An Assessment of Ground Level and Free Tropospheric Ozone Over California and Nevada

Increasing free tropospheric ozone (O3), combined with the high elevation and often deep boundary layers at western U.S. surface stations, poses challenges in attaining the more stringent 70 ppb O3 National Ambient Air Quality Standard. As such, use of observational data to identify sources and mechanisms that contribute to surface O3 is increasingly important. This work analyzes surface and vertical O3 observations over California and Nevada from 1995 to 2015. Over this period, the number of high O3 events (95th percentile) at the U.S. Environmental Protection Agency Clean Air Status and Trends Network (CASTNET) sites has decreased during summer, as a result of decreasing U.S. emissions.
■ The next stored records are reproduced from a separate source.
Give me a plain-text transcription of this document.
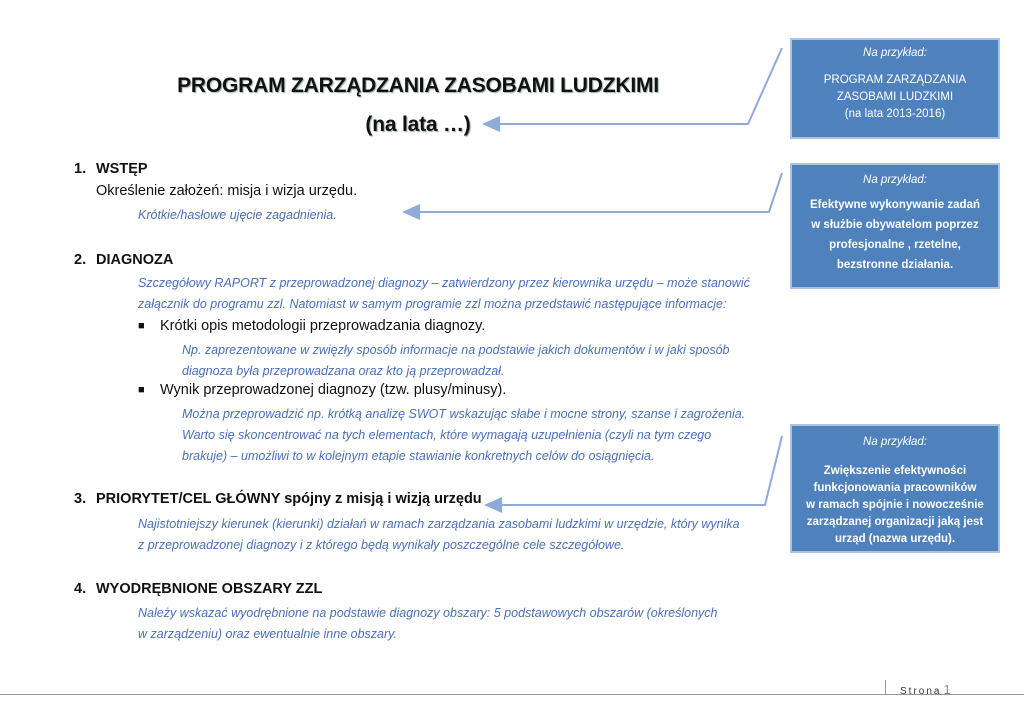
PROGRAM ZARZĄDZANIA ZASOBAMI LUDZKIMI
(na lata …)
1. WSTĘP
Określenie założeń: misja i wizja urzędu.
Krótkie/hasłowe ujęcie zagadnienia.
2. DIAGNOZA
Szczegółowy RAPORT z przeprowadzonej diagnozy – zatwierdzony przez kierownika urzędu – może stanowić
załącznik do programu zzl. Natomiast w samym programie zzl można przedstawić następujące informacje:
■ Krótki opis metodologii przeprowadzania diagnozy.
Np. zaprezentowane w zwięzły sposób informacje na podstawie jakich dokumentów i w jaki sposób
diagnoza była przeprowadzana oraz kto ją przeprowadzał.
■ Wynik przeprowadzonej diagnozy (tzw. plusy/minusy).
Można przeprowadzić np. krótką analizę SWOT wskazując słabe i mocne strony, szanse i zagrożenia.
Warto się skoncentrować na tych elementach, które wymagają uzupełnienia (czyli na tym czego
brakuje) – umożliwi to w kolejnym etapie stawianie konkretnych celów do osiągnięcia.
3. PRIORYTET/CEL GŁÓWNY spójny z misją i wizją urzędu
Najistotniejszy kierunek (kierunki) działań w ramach zarządzania zasobami ludzkimi w urzędzie, który wynika
z przeprowadzonej diagnozy i z którego będą wynikały poszczególne cele szczegółowe.
4. WYODRĘBNIONE OBSZARY ZZL
Należy wskazać wyodrębnione na podstawie diagnozy obszary: 5 podstawowych obszarów (określonych
w zarządzeniu) oraz ewentualnie inne obszary.
Na przykład:
PROGRAM ZARZĄDZANIA
ZASOBAMI LUDZKIMI
(na lata 2013-2016)
Na przykład:
Efektywne wykonywanie zadań
w służbie obywatelom poprzez
profesjonalne , rzetelne,
bezstronne działania.
Na przykład:
Zwiększenie efektywności
funkcjonowania pracowników
w ramach spójnie i nowocześnie
zarządzanej organizacji jaką jest
urząd (nazwa urzędu).
Strona 1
In contrast, an increase in springtime 5th percentile O3 indicates a general increase of baseline O3. During 2012 there was a peak in exceedances and in the average spring‐summer O3 mixing ratios at CASTNET sites. Goddard Earth Observing System‐Chem results show that the surface O3 attributable to transport from the upper troposphere and stratosphere was increased in 2013 compared to 2012, highlighting the importance of measurements aloft. Vertical O3 measurements from aircraft, ozonesondes, and lidar show distinct seasonal trends, with a high percentage of elevated O3 laminae (O3 > 70 ppb, 3–8 km) during spring and summer. Analysis of the timing of high O3 surface events and correlation between surface and vertical O3 data is used to discuss varying sources of western U.S. surface O3. Key Points Modeling results suggest that 2012 elevated O3 at surface sites is associated with increased exposure to upper troposphere and lower stratosphere In spring 72% and summer 65% of O3 vertical profiles have elevated O3 lamina (3‐8 km, O3 > 70 ppb) Observational analysis highlights importance of both surface O3 and O3 aloft in understanding the varying sources of O3 in the western U.S.